I saw a 2 for 1 deal on large artichokes. Two for $5.  I WAS gonna buy 2, but thought the other wouldn't last that long, so I only bought one.  Just how long do artichokes last in the fridge? I probably could have bought  the 2 for $5 deal.

Does anyone besides me not care for canned or jarred artichoke hearts?


----------



## Steve Kroll (Aug 1, 2017)

Despite the fact I've read you should use fresh artichokes within a week, I've had them last as long as 3 weeks, give or take.


----------



## CraigC (Aug 1, 2017)

Caslon said:


> I saw a 2 for 1 deal on large artichokes. Two for $5.  I WAS gonna buy 2, but thought the other wouldn't last that long, so I only bought one.  Just how long do artichokes last in the fridge? I probably could have bought  the 2 for $5 deal.
> 
> Does anyone besides me not care for canned or jarred artichoke hearts?

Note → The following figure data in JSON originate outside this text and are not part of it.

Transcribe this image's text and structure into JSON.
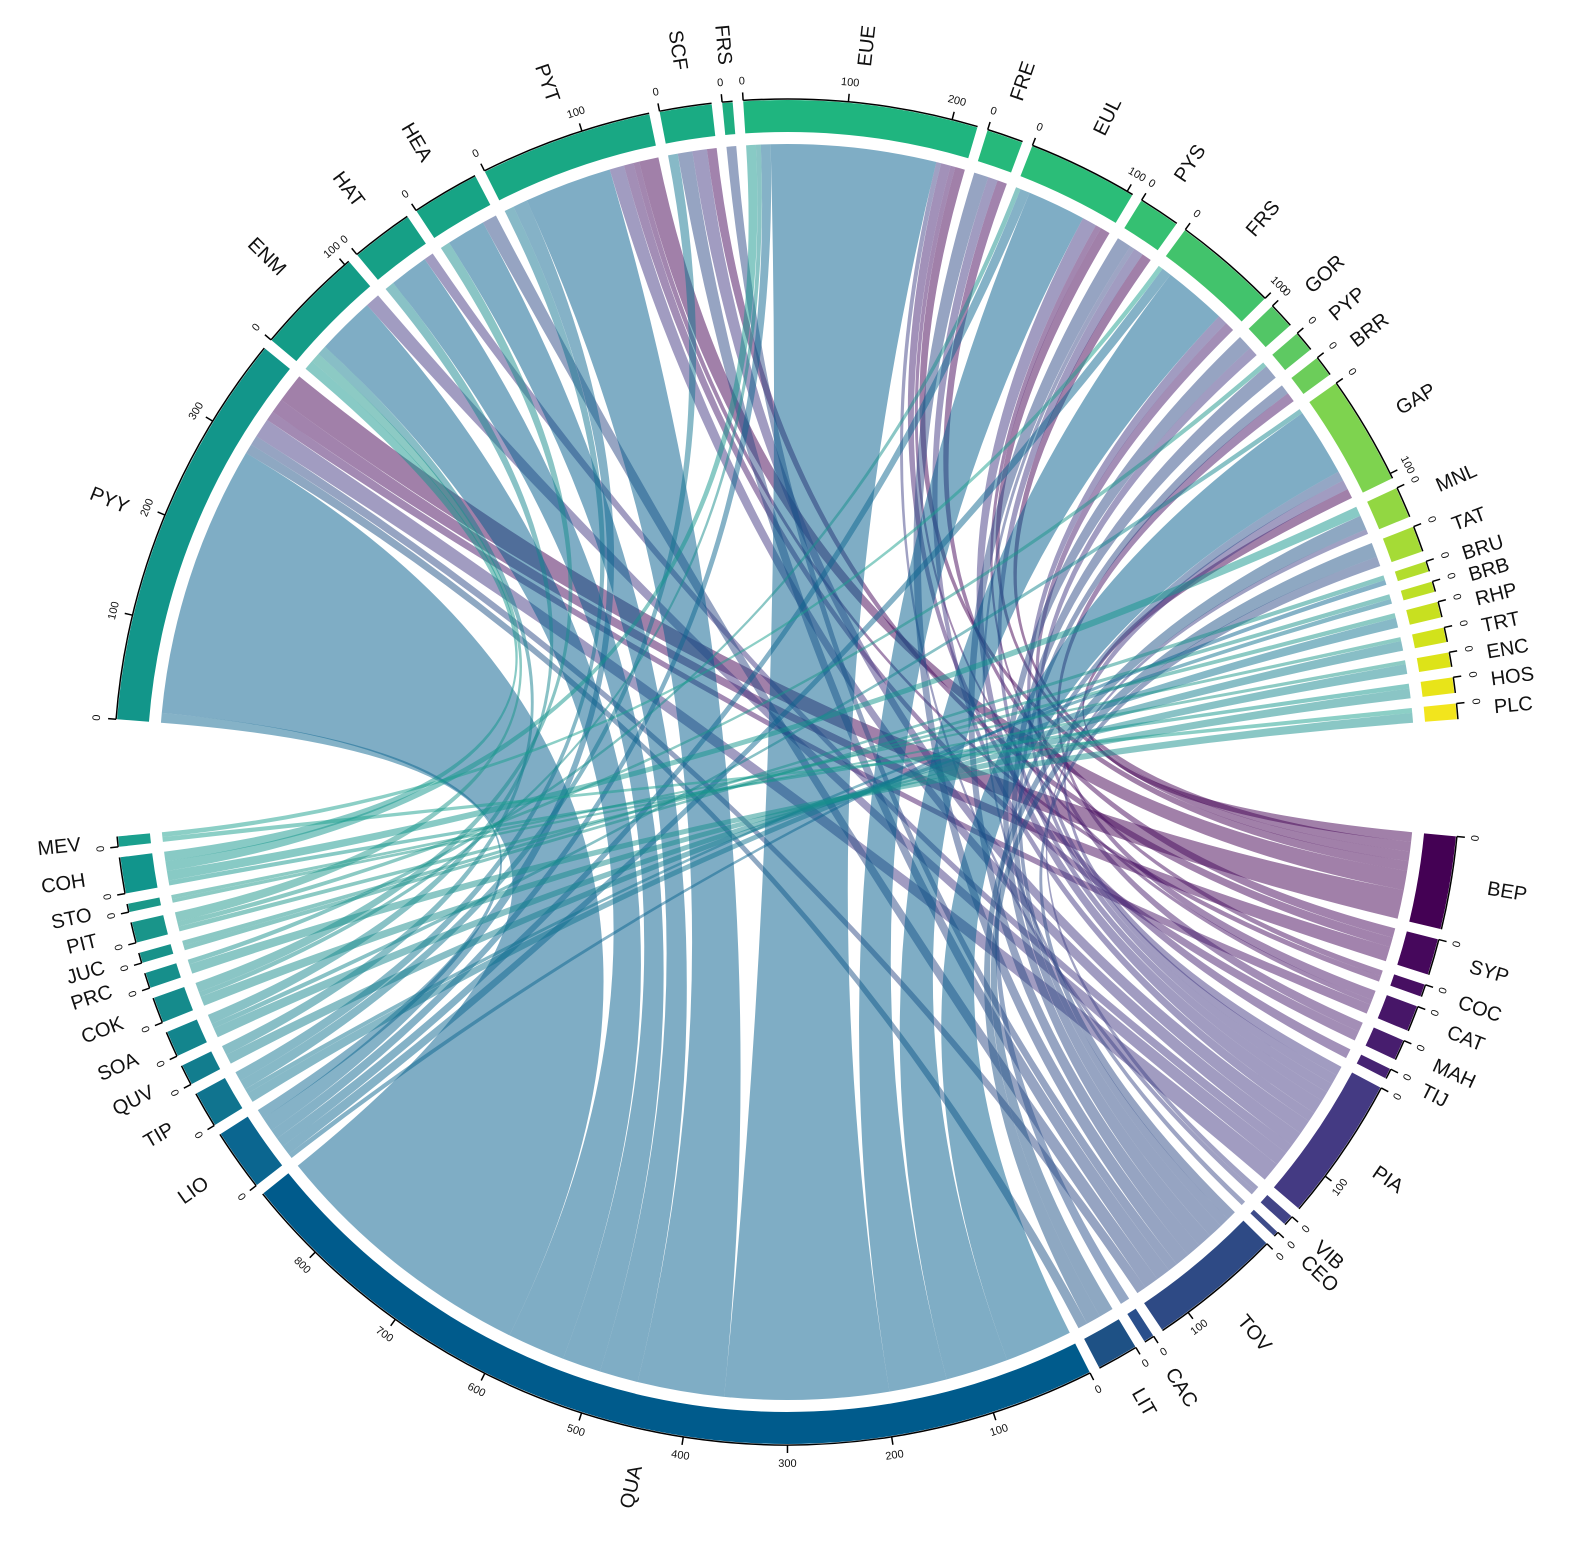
{
  "chart_data": {
    "type": "chord",
    "categories": [
      "PYY",
      "ENM",
      "HAT",
      "HEA",
      "PYT",
      "SCF",
      "FRS",
      "EUE",
      "FRE",
      "EUL",
      "PYS",
      "FRS",
      "GOR",
      "PYP",
      "BRR",
      "GAP",
      "MNL",
      "TAT",
      "BRU",
      "BRB",
      "RHP",
      "TRT",
      "ENC",
      "HOS",
      "PLC"
    ],
    "category_colors": [
      "#12968a",
      "#149c87",
      "#16a086",
      "#17a485",
      "#19a884",
      "#1aab83",
      "#1fae81",
      "#1fb57f",
      "#26b97b",
      "#2bbd78",
      "#35c072",
      "#42c36c",
      "#52c666",
      "#5ec962",
      "#6ccd5a",
      "#7ed34f",
      "#92d742",
      "#a5db36",
      "#b2dd2d",
      "#bddf26",
      "#c8e020",
      "#d2e21b",
      "#dde318",
      "#e8e419",
      "#f2e51d"
    ],
    "category_ticks": [
      [
        0,
        100,
        200,
        300
      ],
      [
        0,
        100
      ],
      [
        0
      ],
      [
        0
      ],
      [
        0,
        100
      ],
      [
        0
      ],
      [
        0
      ],
      [
        0,
        100,
        200
      ],
      [
        0
      ],
      [
        0,
        100
      ],
      [
        0
      ],
      [
        0,
        100
      ],
      [
        0
      ],
      [
        0
      ],
      [
        0
      ],
      [
        0,
        100
      ],
      [
        0
      ],
      [
        0
      ],
      [
        0
      ],
      [
        0
      ],
      [
        0
      ],
      [
        0
      ],
      [
        0
      ],
      [
        0
      ],
      [
        0
      ]
    ],
    "series": [
      {
        "name": "BEP",
        "color": "#440154",
        "ticks": [
          0
        ],
        "values": [
          30,
          null,
          null,
          null,
          20,
          null,
          null,
          10,
          null,
          10,
          10,
          null,
          null,
          null,
          null,
          10,
          null,
          null,
          null,
          null,
          null,
          null,
          null,
          null,
          null
        ]
      },
      {
        "name": "SYP",
        "color": "#46085c",
        "ticks": [
          0
        ],
        "values": [
          15,
          null,
          null,
          null,
          null,
          10,
          null,
          null,
          10,
          null,
          null,
          null,
          null,
          null,
          null,
          null,
          null,
          null,
          null,
          null,
          null,
          null,
          null,
          null,
          null
        ]
      },
      {
        "name": "COC",
        "color": "#470f62",
        "ticks": [
          0
        ],
        "values": [
          null,
          null,
          null,
          null,
          6,
          null,
          null,
          null,
          null,
          6,
          null,
          null,
          null,
          null,
          null,
          null,
          null,
          null,
          null,
          null,
          null,
          null,
          null,
          null,
          null
        ]
      },
      {
        "name": "CAT",
        "color": "#471668",
        "ticks": [
          0
        ],
        "values": [
          10,
          null,
          null,
          null,
          null,
          null,
          null,
          5,
          null,
          null,
          null,
          null,
          null,
          null,
          10,
          null,
          null,
          null,
          null,
          null,
          null,
          null,
          null,
          null,
          null
        ]
      },
      {
        "name": "MAH",
        "color": "#471d6e",
        "ticks": [
          0
        ],
        "values": [
          null,
          null,
          null,
          null,
          10,
          null,
          null,
          null,
          null,
          null,
          null,
          10,
          null,
          null,
          null,
          null,
          null,
          null,
          null,
          null,
          null,
          null,
          null,
          null,
          null
        ]
      },
      {
        "name": "TIJ",
        "color": "#462373",
        "ticks": [
          0
        ],
        "values": [
          null,
          null,
          null,
          null,
          null,
          null,
          null,
          10,
          null,
          null,
          null,
          null,
          null,
          null,
          null,
          null,
          null,
          null,
          null,
          null,
          null,
          null,
          null,
          null,
          null
        ]
      },
      {
        "name": "PIA",
        "color": "#443a83",
        "ticks": [
          0,
          100
        ],
        "values": [
          20,
          15,
          10,
          null,
          15,
          15,
          null,
          null,
          10,
          15,
          10,
          10,
          10,
          null,
          null,
          10,
          null,
          null,
          null,
          null,
          null,
          null,
          null,
          null,
          null
        ]
      },
      {
        "name": "VIB",
        "color": "#414487",
        "ticks": [
          0
        ],
        "values": [
          null,
          null,
          null,
          null,
          null,
          null,
          null,
          5,
          null,
          null,
          null,
          null,
          null,
          null,
          null,
          null,
          5,
          null,
          null,
          null,
          null,
          null,
          null,
          null,
          null
        ]
      },
      {
        "name": "CEO",
        "color": "#3e4c8a",
        "ticks": [
          0
        ],
        "values": [
          null,
          null,
          null,
          null,
          null,
          null,
          null,
          null,
          null,
          null,
          5,
          null,
          null,
          null,
          null,
          null,
          null,
          null,
          null,
          null,
          null,
          null,
          null,
          null,
          null
        ]
      },
      {
        "name": "TOV",
        "color": "#2e4a85",
        "ticks": [
          0,
          100
        ],
        "values": [
          10,
          null,
          null,
          15,
          null,
          15,
          10,
          null,
          15,
          null,
          15,
          null,
          15,
          15,
          10,
          null,
          null,
          10,
          null,
          null,
          null,
          null,
          null,
          null,
          null
        ]
      },
      {
        "name": "CAC",
        "color": "#2a4f8c",
        "ticks": [
          0
        ],
        "values": [
          null,
          null,
          null,
          null,
          null,
          null,
          null,
          null,
          null,
          null,
          null,
          null,
          null,
          null,
          null,
          10,
          null,
          null,
          null,
          null,
          null,
          null,
          null,
          null,
          null
        ]
      },
      {
        "name": "LIT",
        "color": "#1e5185",
        "ticks": [
          0
        ],
        "values": [
          10,
          null,
          null,
          null,
          null,
          null,
          null,
          null,
          null,
          null,
          null,
          null,
          null,
          null,
          null,
          null,
          15,
          15,
          null,
          null,
          null,
          null,
          null,
          null,
          null
        ]
      },
      {
        "name": "QUA",
        "color": "#005b8c",
        "ticks": [
          0,
          100,
          200,
          300,
          400,
          500,
          600,
          700,
          800
        ],
        "values": [
          280,
          60,
          40,
          40,
          90,
          null,
          null,
          170,
          null,
          60,
          null,
          65,
          null,
          null,
          null,
          70,
          null,
          null,
          null,
          null,
          null,
          null,
          null,
          null,
          null
        ]
      },
      {
        "name": "LIO",
        "color": "#0b6690",
        "ticks": [
          0
        ],
        "values": [
          10,
          null,
          null,
          null,
          15,
          null,
          null,
          10,
          null,
          10,
          null,
          10,
          null,
          null,
          null,
          null,
          null,
          null,
          5,
          null,
          null,
          null,
          null,
          null,
          null
        ]
      },
      {
        "name": "TIP",
        "color": "#10748f",
        "ticks": [
          0
        ],
        "values": [
          null,
          null,
          null,
          null,
          10,
          10,
          null,
          null,
          null,
          null,
          null,
          null,
          null,
          null,
          null,
          null,
          null,
          null,
          null,
          5,
          10,
          null,
          null,
          null,
          null
        ]
      },
      {
        "name": "QUV",
        "color": "#127d8e",
        "ticks": [
          0
        ],
        "values": [
          null,
          10,
          null,
          null,
          null,
          null,
          null,
          null,
          null,
          null,
          null,
          null,
          null,
          null,
          null,
          null,
          null,
          null,
          null,
          null,
          null,
          10,
          null,
          null,
          null
        ]
      },
      {
        "name": "SOA",
        "color": "#13858d",
        "ticks": [
          0
        ],
        "values": [
          null,
          null,
          10,
          null,
          null,
          null,
          null,
          null,
          null,
          null,
          null,
          null,
          null,
          null,
          null,
          5,
          null,
          null,
          null,
          null,
          null,
          null,
          10,
          null,
          null
        ]
      },
      {
        "name": "COK",
        "color": "#158b8c",
        "ticks": [
          0
        ],
        "values": [
          null,
          null,
          null,
          10,
          null,
          null,
          null,
          5,
          null,
          null,
          null,
          null,
          null,
          null,
          null,
          null,
          null,
          null,
          null,
          null,
          null,
          null,
          null,
          10,
          null
        ]
      },
      {
        "name": "PRC",
        "color": "#168f8b",
        "ticks": [
          0
        ],
        "values": [
          null,
          null,
          null,
          null,
          null,
          null,
          null,
          null,
          null,
          5,
          null,
          null,
          null,
          null,
          null,
          null,
          null,
          null,
          null,
          null,
          null,
          null,
          null,
          null,
          10
        ]
      },
      {
        "name": "JUC",
        "color": "#18928a",
        "ticks": [
          0
        ],
        "values": [
          null,
          null,
          null,
          null,
          null,
          null,
          null,
          null,
          null,
          null,
          null,
          null,
          null,
          null,
          null,
          null,
          null,
          null,
          5,
          5,
          null,
          null,
          null,
          null,
          null
        ]
      },
      {
        "name": "PIT",
        "color": "#19958a",
        "ticks": [
          0
        ],
        "values": [
          null,
          10,
          null,
          null,
          null,
          null,
          null,
          null,
          null,
          null,
          null,
          null,
          null,
          5,
          null,
          null,
          null,
          null,
          null,
          null,
          5,
          null,
          null,
          null,
          null
        ]
      },
      {
        "name": "STO",
        "color": "#1b9889",
        "ticks": [
          0
        ],
        "values": [
          null,
          null,
          null,
          null,
          null,
          null,
          null,
          null,
          null,
          null,
          null,
          null,
          null,
          null,
          null,
          null,
          null,
          null,
          null,
          null,
          null,
          4,
          4,
          null,
          null
        ]
      },
      {
        "name": "COH",
        "color": "#11958c",
        "ticks": [
          0
        ],
        "values": [
          null,
          10,
          null,
          null,
          null,
          null,
          null,
          10,
          null,
          null,
          null,
          null,
          null,
          null,
          null,
          null,
          10,
          null,
          null,
          null,
          null,
          null,
          null,
          5,
          null
        ]
      },
      {
        "name": "MEV",
        "color": "#1aa08e",
        "ticks": [
          0
        ],
        "values": [
          null,
          null,
          null,
          null,
          null,
          null,
          null,
          null,
          null,
          null,
          null,
          5,
          null,
          null,
          null,
          null,
          null,
          null,
          null,
          null,
          null,
          null,
          null,
          null,
          5
        ]
      }
    ]
  }
}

Were they "tight" or already getting loose?


----------



## Kayelle (Aug 2, 2017)

Caslon, we enjoy cold cooked artichokes as much as hot ones so if they're on sale I cook more than needed. They make a great cold lunch! They are best cooked as soon as possible in my opinion. The best ones I've ever had were cut out of the field and cooked that night. Think corn..don't leave them laying around.


----------



## EatingTO (Aug 2, 2017)

If you keep them refrigerated and sealed up they should last you a little more than a week.


----------